Nun frage ich mich, was die Funktion genau zurückgibt und welche Möglichkeiten ich noch habe die Eingabe auf Zahlen zu prüfen... 
Würde ja die Eingabe in ein Array packen das Array durchlaufen und prüfen, ob in jedem Feld eine Ziffer steht, allerdings bräuchte ich dazu eine Funktion, wie in Java "charAt" halt nur für Intereger (also IntAt wäre cool ;-) ).

Gruß alphaChill


----------



## Bratkartoffel (12. Oktober 2010)

Hallo,

die Dokumentation zu der Funktion sagt folgendes:


> Returns the number of fields successfully converted and assigned; the return value does not include fields that were read but not assigned. A return value of 0 indicates that no fields were assigned. The return value is EOF for an error or if the end-of-file character or the end-of-string character is encountered in the first attempt to read a character. If format is a NULL pointer, the invalid parameter handler is invoked, as described in Parameter Validation. If execution is allowed to continue, scanf_s and wscanf_s return EOF and set errno to EINVAL.

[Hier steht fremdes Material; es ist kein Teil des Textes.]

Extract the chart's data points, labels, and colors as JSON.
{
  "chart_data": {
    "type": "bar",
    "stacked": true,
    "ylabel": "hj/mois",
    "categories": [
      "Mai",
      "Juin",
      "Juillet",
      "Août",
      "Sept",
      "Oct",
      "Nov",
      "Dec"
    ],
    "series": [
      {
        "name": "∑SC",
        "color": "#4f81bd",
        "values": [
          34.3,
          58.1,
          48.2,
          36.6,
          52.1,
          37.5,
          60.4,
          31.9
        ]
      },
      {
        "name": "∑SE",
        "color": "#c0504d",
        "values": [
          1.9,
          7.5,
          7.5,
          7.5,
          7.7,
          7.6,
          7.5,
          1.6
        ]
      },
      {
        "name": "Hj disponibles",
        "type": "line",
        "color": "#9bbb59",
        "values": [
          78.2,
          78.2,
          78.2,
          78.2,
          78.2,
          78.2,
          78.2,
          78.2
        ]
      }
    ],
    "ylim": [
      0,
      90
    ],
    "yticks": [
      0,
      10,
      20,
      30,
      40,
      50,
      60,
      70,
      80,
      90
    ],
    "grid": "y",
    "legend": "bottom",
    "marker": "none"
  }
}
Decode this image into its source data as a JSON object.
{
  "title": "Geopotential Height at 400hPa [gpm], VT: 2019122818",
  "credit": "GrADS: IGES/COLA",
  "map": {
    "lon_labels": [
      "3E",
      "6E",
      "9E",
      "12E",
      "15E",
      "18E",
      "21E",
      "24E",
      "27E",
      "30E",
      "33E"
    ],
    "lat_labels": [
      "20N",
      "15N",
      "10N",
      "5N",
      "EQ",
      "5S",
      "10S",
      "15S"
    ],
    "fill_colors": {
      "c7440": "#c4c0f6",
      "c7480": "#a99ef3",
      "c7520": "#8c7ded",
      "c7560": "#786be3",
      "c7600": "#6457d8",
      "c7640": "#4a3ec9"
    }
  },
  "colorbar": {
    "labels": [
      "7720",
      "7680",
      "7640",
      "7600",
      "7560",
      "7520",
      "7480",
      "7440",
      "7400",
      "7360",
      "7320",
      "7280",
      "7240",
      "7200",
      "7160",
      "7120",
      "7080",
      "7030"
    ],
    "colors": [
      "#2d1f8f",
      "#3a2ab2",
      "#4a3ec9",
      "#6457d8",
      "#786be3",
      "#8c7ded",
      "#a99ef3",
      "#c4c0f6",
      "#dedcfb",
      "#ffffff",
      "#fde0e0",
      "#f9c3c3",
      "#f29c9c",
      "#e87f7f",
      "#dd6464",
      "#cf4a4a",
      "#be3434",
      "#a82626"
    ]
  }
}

Quelle: http://msdn.microsoft.com/de-de/library/w40768et(VS.80).aspx

Bei deinem Beispiel würde ich darauf tippen, dass er den Buchstaben "a" in das ASCII-Pendant 97 umwandelt, was ein gültiges Integer darstellt.

Gruß
BK


----------



## deepthroat (12. Oktober 2010)

Hi.





alphaChill hat gesagt.:


> ich stehe vor folgendem Problem: Ich soll ein C-Programm schreiben, welches nur ganze Zahlen einlesen darf. Dazu habe mir die Funktion "scanf_s" mal etwas genauer angeschaut und so soll diese ja zurückliefern, ob ein Wert korrekt eingelesen wurde.
> Für mich heißt das (was aber vermutlich nicht stimmt), dass wenn ich
> 
> 
> ...


Dann hast du etwas falsch gemacht. Zeige ein vollständiges (Minimal-) Programm.

@Bratkartoffel: ein a ist kein gültiger Integerwert.

Gruß


----------